Additionally, the team learned the following lessons.

  • Successful implementation happens locally. “Sites with local implementation resources and those that invested more time in setup were most satisfied with the tool,” Tackett said.
  • Device selection is important. The rounding platform can work on any Web-enabled device, and while multiple device types are currently in use at BSWH, staff prefer tablets when the wireless capacity supports them. “Tablets are more convenient for the staff and are not seen by patients as a distraction that hinders communication,” Tackett said. “Use of tablets requires a robust internal wireless network or access to external networks. Network connectivity issues will present challenges in data collection and may result in end-user discouragement and reduced tool usage.” Part of the pre-implementation checklist is to confirm wireless signal strength on all of the units that are rounding.
  • Establishing a governance structure provides a sense of credibility that decisions and recommendations are vetted and developed from established leaders. “Our governance committee includes physicians and nurses from both hospitals and clinics, and ancillary service line leadership,” Tackett explained. “A diverse governance committee also provides representation from different patient touchpoints to keep data significant to all involved in rounding, and governance by key stakeholders is needed to provide structure and establish standards to allow comparisons across sites.”
  • A core set of questions is essential to support standardization and comparison between units and facilities. “These questions are performance drivers that produce actionable data while keeping rounding based on meaningful conversations,” said Tackett.

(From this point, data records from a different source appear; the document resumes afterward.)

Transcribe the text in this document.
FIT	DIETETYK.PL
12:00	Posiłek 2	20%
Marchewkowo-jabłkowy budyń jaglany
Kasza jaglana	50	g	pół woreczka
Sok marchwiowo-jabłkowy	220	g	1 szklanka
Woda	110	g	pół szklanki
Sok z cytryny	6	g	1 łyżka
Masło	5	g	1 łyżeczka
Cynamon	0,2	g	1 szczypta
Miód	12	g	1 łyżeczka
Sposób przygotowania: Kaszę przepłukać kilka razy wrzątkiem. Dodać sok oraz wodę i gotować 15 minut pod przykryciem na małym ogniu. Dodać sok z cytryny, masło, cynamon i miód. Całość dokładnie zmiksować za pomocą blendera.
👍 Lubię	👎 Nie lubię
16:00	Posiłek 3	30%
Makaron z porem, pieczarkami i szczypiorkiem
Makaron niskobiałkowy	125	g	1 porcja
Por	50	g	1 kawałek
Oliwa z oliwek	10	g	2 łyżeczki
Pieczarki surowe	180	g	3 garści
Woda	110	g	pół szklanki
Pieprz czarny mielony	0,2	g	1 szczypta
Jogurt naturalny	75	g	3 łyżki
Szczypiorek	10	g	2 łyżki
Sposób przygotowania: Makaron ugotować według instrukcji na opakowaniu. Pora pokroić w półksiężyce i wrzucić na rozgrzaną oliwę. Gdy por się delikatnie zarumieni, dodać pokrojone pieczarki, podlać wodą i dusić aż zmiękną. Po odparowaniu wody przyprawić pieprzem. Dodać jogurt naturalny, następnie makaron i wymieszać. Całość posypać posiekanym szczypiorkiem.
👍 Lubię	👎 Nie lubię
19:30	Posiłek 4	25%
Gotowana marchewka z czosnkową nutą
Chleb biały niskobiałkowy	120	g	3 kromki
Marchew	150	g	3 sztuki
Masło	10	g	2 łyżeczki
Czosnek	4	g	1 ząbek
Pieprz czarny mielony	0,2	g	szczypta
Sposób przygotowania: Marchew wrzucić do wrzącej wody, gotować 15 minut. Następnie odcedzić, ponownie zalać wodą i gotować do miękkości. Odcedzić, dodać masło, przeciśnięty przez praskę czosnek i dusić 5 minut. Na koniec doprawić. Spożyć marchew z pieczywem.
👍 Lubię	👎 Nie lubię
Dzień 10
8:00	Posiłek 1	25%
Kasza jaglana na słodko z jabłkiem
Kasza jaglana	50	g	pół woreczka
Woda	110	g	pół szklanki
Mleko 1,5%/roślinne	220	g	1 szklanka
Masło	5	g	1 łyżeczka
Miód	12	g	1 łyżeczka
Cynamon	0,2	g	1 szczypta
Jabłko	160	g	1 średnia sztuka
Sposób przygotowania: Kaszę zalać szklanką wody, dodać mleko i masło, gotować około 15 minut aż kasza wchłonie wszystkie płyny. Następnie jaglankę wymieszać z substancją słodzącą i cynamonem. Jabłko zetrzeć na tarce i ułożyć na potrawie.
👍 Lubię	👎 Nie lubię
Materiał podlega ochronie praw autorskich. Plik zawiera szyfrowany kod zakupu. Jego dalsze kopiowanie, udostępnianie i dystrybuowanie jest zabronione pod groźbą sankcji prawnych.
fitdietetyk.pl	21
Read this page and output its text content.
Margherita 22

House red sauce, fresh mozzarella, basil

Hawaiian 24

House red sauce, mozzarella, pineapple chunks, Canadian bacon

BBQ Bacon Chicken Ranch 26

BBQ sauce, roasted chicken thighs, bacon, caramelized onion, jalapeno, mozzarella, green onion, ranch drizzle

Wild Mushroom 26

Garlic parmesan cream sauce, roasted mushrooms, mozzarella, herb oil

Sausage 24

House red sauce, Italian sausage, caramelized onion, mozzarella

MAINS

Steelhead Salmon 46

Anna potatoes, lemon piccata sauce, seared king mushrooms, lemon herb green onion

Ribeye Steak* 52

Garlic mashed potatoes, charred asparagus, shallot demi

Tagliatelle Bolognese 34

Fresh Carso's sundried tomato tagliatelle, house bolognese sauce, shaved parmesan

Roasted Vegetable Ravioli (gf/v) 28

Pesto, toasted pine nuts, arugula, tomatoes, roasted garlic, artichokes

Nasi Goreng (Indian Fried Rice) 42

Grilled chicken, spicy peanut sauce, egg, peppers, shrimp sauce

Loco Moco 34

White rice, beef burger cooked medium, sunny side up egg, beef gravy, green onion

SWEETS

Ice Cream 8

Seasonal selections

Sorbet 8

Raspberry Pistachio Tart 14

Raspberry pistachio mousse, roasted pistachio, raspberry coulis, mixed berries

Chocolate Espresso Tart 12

Finally, Tackett stressed, don’t be afraid to push the envelope and expand use of the tool beyond patient rounding. At BSWH, custom surveys were developed for ancillary services, such as environmental and dietary departments, and surveys have been developed to verify grant requirements, such as resident scorecards, and to identify patient and family concerns in outpatient oncology services, outpatient radiology and palliative care.

With the right foundational support and adherence to established implementation processes, point-of-care surveying can be a real-time treasure.